Re: Long running query causing XID limit breach

David HJ <chuxiongzhong@xxxxxxxxx> · Sun, 26 May 2024 13:56:16 +0800

anyone know how to describe from this mailing list? 

On Thu, May 23, 2024 at 5:16 AM sud <suds1434@xxxxxxxxx> wrote:
Hello , 
It's RDS postgres version 15.4. We suddenly saw the "MaximumUsedTransactionIDs" reach to ~1.5billion and got alerted by team members who mentioned the database is going to be in shutdown/hung if this value reaches to ~2billion and won't be able to serve any incoming transactions. It was a panic situation.

I have heard of it before , because of the way postgres works and the XID being a datatype of length 32 bit integer can only represent (2^32)/2=~2 billion transactions. However, as RDS performs the auto vacuum , we thought that we need not worry about this issue. But it seems we were wrong. And we found one adhoc "SELECT '' query was running on the reader instance since the last couple of days and when that was killed, the max xid (MaximumUsedTransactionIDs) dropped to 50million immediately. 

So I have few questions,

1)This system is going to be a 24/7 up and running system which will process ~500million business transactions/day in future i.e. ~4-5billion rows/day inserted across multiple tables each day. And as I understand each row will have XID allocated. So in that case , does it mean that, we will need (5billion/24)=~200million XID/hour and thus , if any such legitimate application "SELECT" query keeps running for ~10 hours (and thus keep the historical XID alive) , then it can saturate the "MaximumUsedTransactionIDs" and make the database standstill in 2billion/200million=~10hrs. Is this understanding correct? Seems we are prone to hit this limit sooner going forward.

2)We have some legitimate cases where the reporting queries can run for 5-6hrs. So in such cases if the start of this SELECT query happen at 100th XID on table TAB1, then whatever transactions happen after that time, across all other tables(table2, table3 etc) in the database won't get vacuum until that SELECT query on table1 get vacuumed(as database will try to keep that same 100th XID image) and the XID will just keep incrementing for new transaction, eventually reaching the max limit. Is my understanding correct here?

3)Although RDS does the auto vacuum by default. but should we also consider doing manual vacuum without impacting ongoing transactions? Something as below options
vacuum freeze tab1;
vacuum freeze; 
vacuum;
vacuum analyze tab1;
vacuum tab1;

4)Had worked in past in oracle database where the similar transaction identifier is called as "system change number" , but never encountered that being exhausted and also there it used to have UNDO record and if a SELECT query needs anything beyond certain limit(set undo_retention parameter) the select query used to fail with snapshot too old error but not impacting any write transactions. But in postgres it seems nothing like that happens and every "Select query" will try to run till its completion without any such failure, until it gets skilled by someone. Is my understanding correct?
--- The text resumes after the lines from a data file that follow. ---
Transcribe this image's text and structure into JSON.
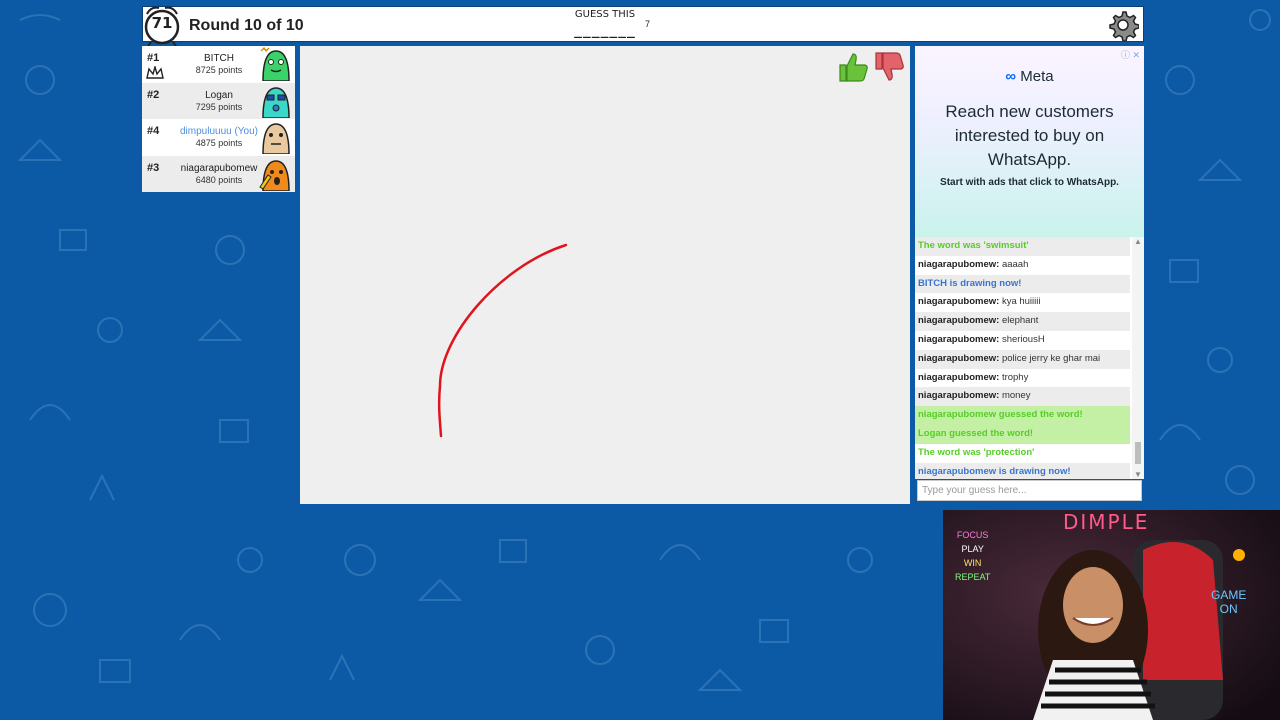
{
  "timer": "71",
  "round_text": "Round 10 of 10",
  "word": {
    "label": "GUESS THIS",
    "blanks": "_______",
    "length": "7"
  },
  "players": [
    {
      "rank": "#1",
      "name": "BITCH",
      "points": "8725 points",
      "you": false,
      "avatar_color": "#3ad36a",
      "crown": true
    },
    {
      "rank": "#2",
      "name": "Logan",
      "points": "7295 points",
      "you": false,
      "avatar_color": "#3bd7c8",
      "crown": false
    },
    {
      "rank": "#4",
      "name": "dimpuluuuu (You)",
      "points": "4875 points",
      "you": true,
      "avatar_color": "#e8c9a0",
      "crown": false
    },
    {
      "rank": "#3",
      "name": "niagarapubomew",
      "points": "6480 points",
      "you": false,
      "avatar_color": "#f08a1a",
      "crown": false
    }
  ],
  "ad": {
    "brand": "Meta",
    "headline": "Reach new customers interested to buy on WhatsApp.",
    "subline": "Start with ads that click to WhatsApp."
  },
  "chat": [
    {
      "kind": "sys-green",
      "text": "The word was 'swimsuit'",
      "bg": "a"
    },
    {
      "kind": "msg",
      "author": "niagarapubomew:",
      "text": "aaaah",
      "bg": "b"
    },
    {
      "kind": "sys-blue",
      "text": "BITCH is drawing now!",
      "bg": "a"
    },
    {
      "kind": "msg",
      "author": "niagarapubomew:",
      "text": "kya huiiiii",
      "bg": "b"
    },
    {
      "kind": "msg",
      "author": "niagarapubomew:",
      "text": "elephant",
      "bg": "a"
    },
    {
      "kind": "msg",
      "author": "niagarapubomew:",
      "text": "sheriousH",
      "bg": "b"
    },
    {
      "kind": "msg",
      "author": "niagarapubomew:",
      "text": "police jerry ke ghar mai",
      "bg": "a"
    },
    {
      "kind": "msg",
      "author": "niagarapubomew:",
      "text": "trophy",
      "bg": "b"
    },
    {
      "kind": "msg",
      "author": "niagarapubomew:",
      "text": "money",
      "bg": "a"
    },
    {
      "kind": "sys-green",
      "text": "niagarapubomew guessed the word!",
      "bg": "g"
    },
    {
      "kind": "sys-green",
      "text": "Logan guessed the word!",
      "bg": "g"
    },
    {
      "kind": "sys-green",
      "text": "The word was 'protection'",
      "bg": "b"
    },
    {
      "kind": "sys-blue",
      "text": "niagarapubomew is drawing now!",
      "bg": "a"
    }
  ],
  "guess_input": {
    "placeholder": "Type your guess here...",
    "value": ""
  },
  "webcam_overlay": {
    "sign_top": "DIMPLE",
    "neon_left": [
      "FOCUS",
      "PLAY",
      "WIN",
      "REPEAT"
    ],
    "neon_right": [
      "GAME",
      "ON"
    ]
  },
  "colors": {
    "background": "#0c5aa6",
    "stroke": "#e0141d",
    "accent_green": "#56ce27",
    "accent_blue": "#3975ce"
  }
}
 And in that case, It seems we have to mandatorily set "statement_timeout" to some value e.g. 4hrs(also i am not seeing a way to set it for any specific user level, so it will be set for all queries including application level) and also "idle_in_transaction_session_timeout" to 5minutes, even on all the prod and non prod databases, to restrict the long running transactions/queries and avoid such issues in future. Correct me if I'm wrong.

Regards
Sud